Dat brengt ons op een ander punt. Experts zien dat mensen die nu besmet raken, gemiddeld jonger en dus minder kwetsbaar zijn dan tijdens de eerste golf. Dat is moeilijk met cijfers te staven, omdat er dit voorjaar veel minder getest werd. Tegenover de 1 miljoen mensen die (naar schatting) corona kregen, stonden slechts 41.000 officiële gevallen. Dat was dus het topje van de ijsberg, dat vooral bestond uit te zware en oudere patiënten.
Met het huidige testbeleid zien we een veel groter gedeelte van de ‘coronapiramide’. Ook mensen met lichte klachten komen in de statistieken, vaak zijn dat jongeren.

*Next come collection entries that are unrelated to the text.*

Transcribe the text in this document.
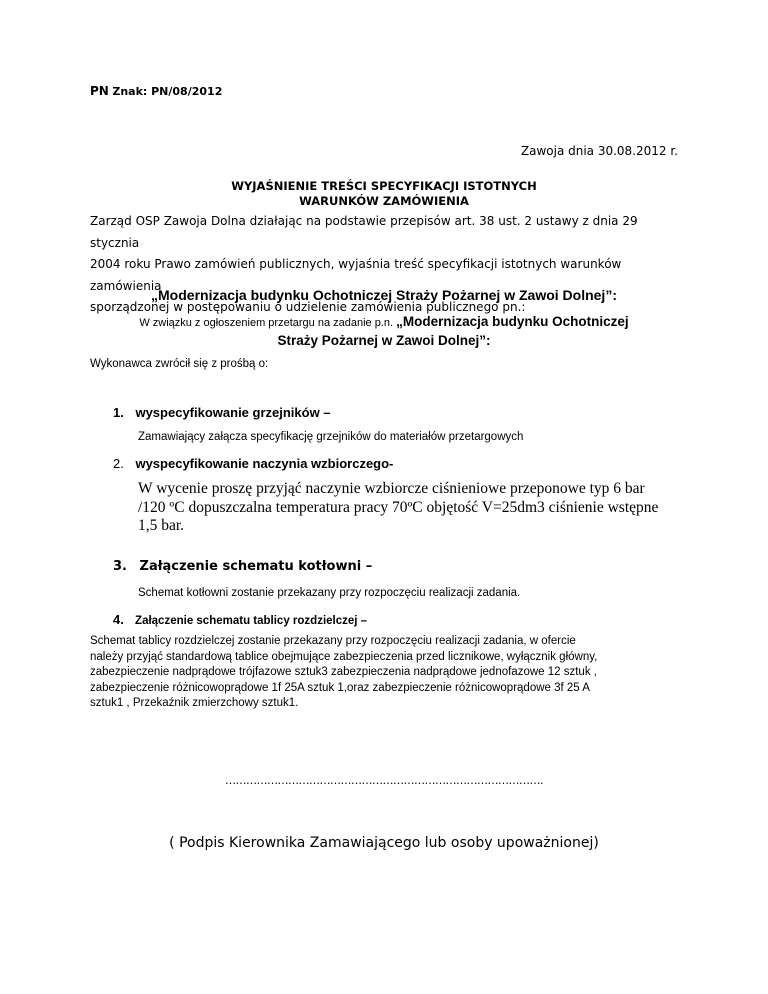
PN Znak: PN/08/2012
Zawoja dnia 30.08.2012 r.
WYJAŚNIENIE TREŚCI SPECYFIKACJI ISTOTNYCH
WARUNKÓW ZAMÓWIENIA
Zarząd OSP Zawoja Dolna działając na podstawie przepisów art. 38 ust. 2 ustawy z dnia 29 stycznia
2004 roku Prawo zamówień publicznych, wyjaśnia treść specyfikacji istotnych warunków zamówienia
sporządzonej w postępowaniu o udzielenie zamówienia publicznego pn.:
„Modernizacja budynku Ochotniczej Straży Pożarnej w Zawoi Dolnej”:
W związku z ogłoszeniem przetargu na zadanie p.n. „Modernizacja budynku Ochotniczej
Straży Pożarnej w Zawoi Dolnej”:
Wykonawca zwrócił się z prośbą o:
1. wyspecyfikowanie grzejników –
Zamawiający załącza specyfikację grzejników do materiałów przetargowych
2. wyspecyfikowanie naczynia wzbiorczego-
W wycenie proszę przyjąć naczynie wzbiorcze ciśnieniowe przeponowe typ 6 bar
/120 ºC dopuszczalna temperatura pracy 70ºC objętość V=25dm3 ciśnienie wstępne
1,5 bar.
3. Załączenie schematu kotłowni –
Schemat kotłowni zostanie przekazany przy rozpoczęciu realizacji zadania.
4. Załączenie schematu tablicy rozdzielczej –
Schemat tablicy rozdzielczej zostanie przekazany przy rozpoczęciu realizacji zadania, w ofercie
należy przyjąć standardową tablice obejmujące zabezpieczenia przed licznikowe, wyłącznik główny,
zabezpieczenie nadprądowe trójfazowe sztuk3 zabezpieczenia nadprądowe jednofazowe 12 sztuk ,
zabezpieczenie różnicowoprądowe 1f 25A sztuk 1,oraz zabezpieczenie różnicowoprądowe 3f 25 A
sztuk1 , Przekaźnik zmierzchowy sztuk1.
……………………………………………………………………………….
( Podpis Kierownika Zamawiającego lub osoby upoważnionej)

Ongeveer 85 procent van de positieve tests wordt inmiddels vastgesteld bij mensen jonger dan 60.
Eén ding staat vast. In de tweede golf raken vooralsnog weinig ouderen besmet. Ter vergelijking: in de laatste week van maart werden 1600 zeventigers positief getest. Afgelopen week 247, terwijl het testbeleid nu juist ruimer is. Daardoor zitten er onder de positieve tests meer ‘lichte’ gevallen. Kortom: het aantal ouderen met echt serieuze klachten ligt nog lager dan 247.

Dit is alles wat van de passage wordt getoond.